Imagine repairing a patient’s injury with fresh human tissue or replacing a damaged heart with a perfect replica—one that was printed using technology similar to an office inkjet printer. Ricoh sees its technology as contributing to the production of functional, transplantable 3D organs and it is dedicated to making this a reality. The technology already exists to bioprint layers of living human cells, and Ricoh has successfully collaborated with Osaka University in Japan to create 3D pulsating cardiac tissue.

The core technology used in Ricoh’s inkjet printers is a high-precision droplet-by-droplet ejection system designed to output high-resolution images. By applying this technology to cells, it might be possible to develop a 3D bioprinter to output functional tissue, like building a house by stacking bricks.

“I am confident that the inkjet printer technology developed by Ricoh will contribute to the high-precision assembly of cells into genuinely functional tissue,” says Manabu Seo of the Ricoh Institute of Future Technology.

Printing living tissue is not without significant challenges. Ricoh needed to modify the nozzle of the common inkjet printer to provide special conditions allowing cells to be printed like ink and in layers. In addition, the inkjet heads needed to eject the cells without using heat or other potentially damaging methods, and the cells had to be positioned into layers.

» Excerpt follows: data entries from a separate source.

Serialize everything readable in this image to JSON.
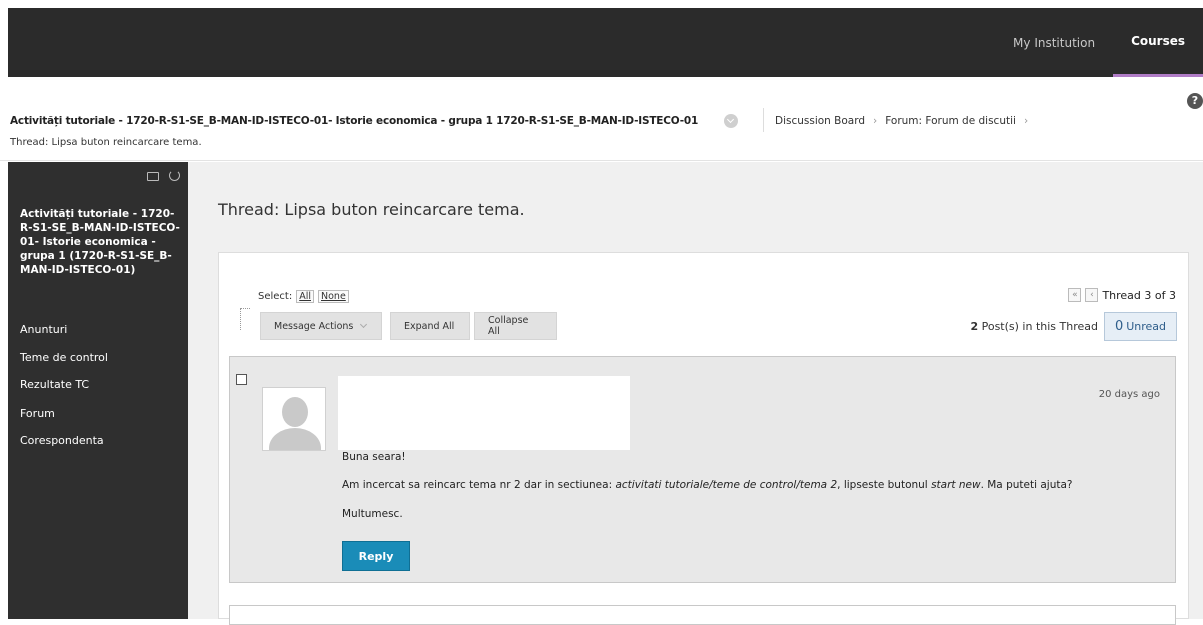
{
  "topnav": {
    "items": [
      {
        "label": "My Institution",
        "active": false
      },
      {
        "label": "Courses",
        "active": true
      }
    ]
  },
  "breadcrumb": {
    "course": "Activități tutoriale - 1720-R-S1-SE_B-MAN-ID-ISTECO-01- Istorie economica - grupa 1 1720-R-S1-SE_B-MAN-ID-ISTECO-01",
    "items": [
      "Discussion Board",
      "Forum: Forum de discutii"
    ],
    "current": "Thread: Lipsa buton reincarcare tema."
  },
  "help_icon": "question-icon",
  "sidebar": {
    "course_title": "Activități tutoriale - 1720-R-S1-SE_B-MAN-ID-ISTECO-01- Istorie economica - grupa 1 (1720-R-S1-SE_B-MAN-ID-ISTECO-01)",
    "items": [
      "Anunturi",
      "Teme de control",
      "Rezultate TC",
      "Forum",
      "Corespondenta"
    ]
  },
  "page": {
    "title": "Thread: Lipsa buton reincarcare tema."
  },
  "toolbar": {
    "select_label": "Select:",
    "select_all": "All",
    "select_none": "None",
    "message_actions": "Message Actions",
    "expand_all": "Expand All",
    "collapse_all": "Collapse All"
  },
  "pager": {
    "first": "«",
    "prev": "‹",
    "label": "Thread 3 of 3"
  },
  "thread_stats": {
    "post_count": "2",
    "post_count_label": "Post(s) in this Thread",
    "unread_count": "0",
    "unread_label": "Unread"
  },
  "post": {
    "date": "20 days ago",
    "greeting": "Buna seara!",
    "body_1": "Am incercat sa reincarc tema nr 2 dar in sectiunea: ",
    "body_path": "activitati tutoriale/teme de control/tema 2",
    "body_2": ", lipseste butonul ",
    "body_button": "start new",
    "body_3": ". Ma puteti ajuta?",
    "closing": "Multumesc.",
    "reply_label": "Reply"
  },
  "colors": {
    "topbar": "#2b2b2b",
    "active_underline": "#b07cc6",
    "sidebar": "#2f2f2f",
    "reply": "#1a8cb8"
  }
}
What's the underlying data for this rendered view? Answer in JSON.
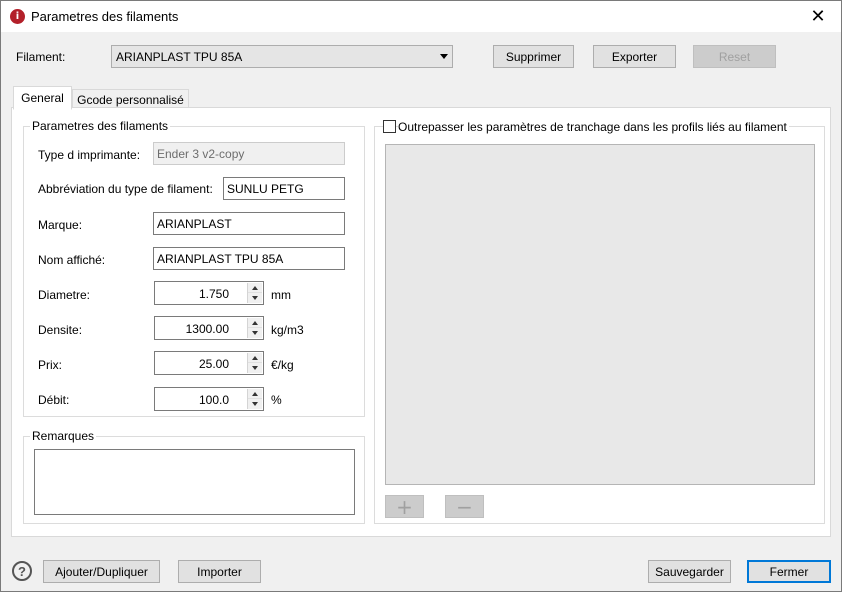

Nevertheless, Ricoh was able to develop and combine these central technologies into working cells, and it is now working on improving the precision of the cell-dispensing mechanism so that fully functional organs can one day become a reality.

“The concept of bioprinting at first seemed extremely challenging,” says tissue engineering expert Waka Lin. “But seeing the fast progress of 3D printing in general, printing cells is a promising idea whose time has come.”

Ricoh is empowering digital workplaces by inspiring the creative class and bringing value to them with new ways of printing.